Sheriff’s office security operations are budgeted at more than $33.2 million this year, including a $4.4 million contract for medical services.
Whether jails realize savings from moving to direct-supervision dormitories depends largely on how staff members are hired, trained and managed, said Virginia Hutchinson, recently retired National Institute of Corrections jails division chief.
But after inmates learn to follow the rules of direct supervision dormitories, a jail can see less conflict and fewer demands on staff, she said.
“You can stop fighting with the inmates and start offering more constructive activities for them,” Hutchinson said.
Direct-supervision dorm designs were developed by the institute in the early 1980s and have grown in popularity ever since, Hutchinson said. The institute is a federal agency that provides technical support to jails and prisons.
Fewer bars, closer supervision
A new Dane County Jail could be constructed by adding floors to the Public Safety Building, or by building in an
adjacent parking lot or on some other site, said Josh Wescott, Parisi’s chief of staff. Cost factors in the December consultant’s report will guide the decision, Wescott said.

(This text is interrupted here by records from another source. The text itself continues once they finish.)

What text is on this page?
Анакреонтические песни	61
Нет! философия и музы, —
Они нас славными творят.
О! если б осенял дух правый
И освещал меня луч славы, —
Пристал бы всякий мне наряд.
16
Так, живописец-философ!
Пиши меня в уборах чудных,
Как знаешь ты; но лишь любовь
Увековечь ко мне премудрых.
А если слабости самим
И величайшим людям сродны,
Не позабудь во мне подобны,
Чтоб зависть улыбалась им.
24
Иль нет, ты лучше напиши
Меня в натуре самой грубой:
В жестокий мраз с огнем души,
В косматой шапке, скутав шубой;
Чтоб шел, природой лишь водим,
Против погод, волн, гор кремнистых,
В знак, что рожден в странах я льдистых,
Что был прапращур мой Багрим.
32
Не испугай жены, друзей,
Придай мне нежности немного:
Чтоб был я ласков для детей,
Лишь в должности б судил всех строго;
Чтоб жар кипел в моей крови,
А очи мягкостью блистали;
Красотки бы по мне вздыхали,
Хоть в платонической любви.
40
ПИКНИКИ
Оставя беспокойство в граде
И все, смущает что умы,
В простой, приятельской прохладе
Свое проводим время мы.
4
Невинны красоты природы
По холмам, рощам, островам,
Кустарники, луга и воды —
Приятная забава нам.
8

Sheriff Dave Mahoney said he wanted a new jail to create more opportunities for inmate work and education, along with stronger treatment programs, to prevent recidivism.

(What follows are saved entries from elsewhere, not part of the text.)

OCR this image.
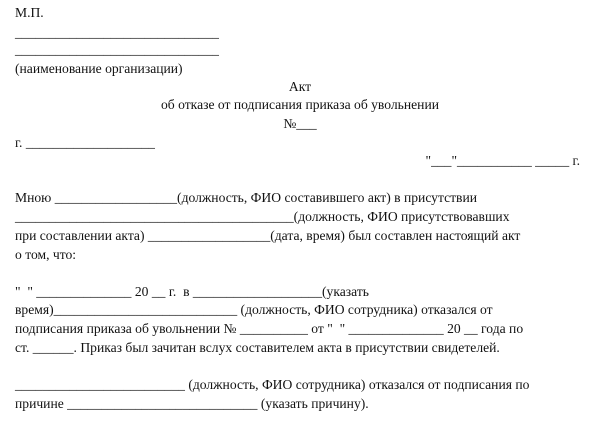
М.П.
______________________________
______________________________
(наименование организации)
Акт
об отказе от подписания приказа об увольнении
№___
г. ___________________
"___"___________ _____ г.
Мною __________________(должность, ФИО составившего акт) в присутствии
_________________________________________(должность, ФИО присутствовавших
при составлении акта) __________________(дата, время) был составлен настоящий акт
о том, что:
"  " ______________ 20 __ г.  в ___________________(указать
время)___________________________ (должность, ФИО сотрудника) отказался от
подписания приказа об увольнении № __________ от "  " ______________ 20 __ года по
ст. ______. Приказ был зачитан вслух составителем акта в присутствии свидетелей.
_________________________ (должность, ФИО сотрудника) отказался от подписания по
причине ____________________________ (указать причину).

Currently, men and women with mental illnesses are often segregated to prevent conflicts with general inmates. Isolated in individual metal and concrete cells, their symptoms can worsen quickly, Mahoney said. A new jail could provide more therapeutic group cells that don’t leave a depressed or delusional inmate alone, and allow better supervision by guards and medical staff, he said.

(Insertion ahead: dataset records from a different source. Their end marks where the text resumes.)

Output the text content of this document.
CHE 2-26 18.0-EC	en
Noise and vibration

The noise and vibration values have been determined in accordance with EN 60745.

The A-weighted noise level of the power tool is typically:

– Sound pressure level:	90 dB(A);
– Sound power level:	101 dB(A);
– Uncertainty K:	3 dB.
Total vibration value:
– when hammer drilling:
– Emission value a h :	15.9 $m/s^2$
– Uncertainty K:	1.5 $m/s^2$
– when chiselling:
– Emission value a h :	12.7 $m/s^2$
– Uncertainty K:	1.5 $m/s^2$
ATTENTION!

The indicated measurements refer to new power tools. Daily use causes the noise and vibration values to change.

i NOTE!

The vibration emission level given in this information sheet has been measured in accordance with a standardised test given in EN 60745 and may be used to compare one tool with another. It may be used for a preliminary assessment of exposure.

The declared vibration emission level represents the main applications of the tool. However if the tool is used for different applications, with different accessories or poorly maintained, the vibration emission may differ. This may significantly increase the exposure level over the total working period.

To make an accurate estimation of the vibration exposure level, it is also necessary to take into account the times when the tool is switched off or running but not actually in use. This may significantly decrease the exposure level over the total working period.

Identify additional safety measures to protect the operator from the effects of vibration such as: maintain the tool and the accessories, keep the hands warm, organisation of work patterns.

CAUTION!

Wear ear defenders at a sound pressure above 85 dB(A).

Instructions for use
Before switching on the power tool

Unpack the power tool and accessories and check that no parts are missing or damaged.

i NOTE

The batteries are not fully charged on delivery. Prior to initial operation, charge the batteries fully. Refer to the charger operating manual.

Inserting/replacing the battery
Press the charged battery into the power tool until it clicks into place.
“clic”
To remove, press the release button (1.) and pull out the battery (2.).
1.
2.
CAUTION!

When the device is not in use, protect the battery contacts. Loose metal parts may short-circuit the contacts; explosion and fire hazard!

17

Eighty percent of the county’s inmates have mental health or addiction problems that, untreated, make it hard for them to function on the outside after release, so they end up arrested again, Mahoney said.
“We’re trying to break that revolving-door cycle,” Mahoney said.
If a jail is built, it will likely be designed with dormitory living spaces that hold 50 or more inmates who are supervised by a single guard.
The “direct supervision” design allows the county jail deputies to detect and
interrupt conflicts between prisoners before fights erupt or one inmate preys on another, said Lt. Gordon Bahler, a jail administrator.
The Public Safety Building has eight such dorms for minimum- and medium-security inmates, although their layouts could be improved to give jail deputies better sight lines, Bahler said.
An inmate will injure a guard in one of the dorms from time to time, but usually the rest of the inmates help stop or prevent such attacks, Bahler said.
Since Jan. 1, 2011, five deputies have been injured in dorm areas, compared with 11 around the old cell blocks in the City-County Building, said Anhalt, the jail captain.
Deputies patrol halls that run between the old cell blocks at least hourly. They can see into cell block common areas but can’t easily view the cells on each side. Injuries happen when a problem has spun out of control and guards need to force an inmate out of a cell, Anhalt said.
When people first hear how the dorms work, they sometimes wonder how one deputy can keep order, Mahoney said.
“The deputies rely on the inmates for safety. The inmates rely on the deputies for their environment and privileges,” Mahoney said.
In dorm settings, deputies respond to minor infractions and disobedience by assigning chores such as cleaning toilets. The dormitories include a few cells where inmates are locked down for worse offenses. The deputies in the dorms are unarmed, but backup is never far away, Bahler said.
Anhalt said the direct-supervision system has worked well on a limited basis in the Public Safety Building.
“You expect normal adult behavior, and that’s what you get,” Anhalt said. “You give respect, and you get that back.”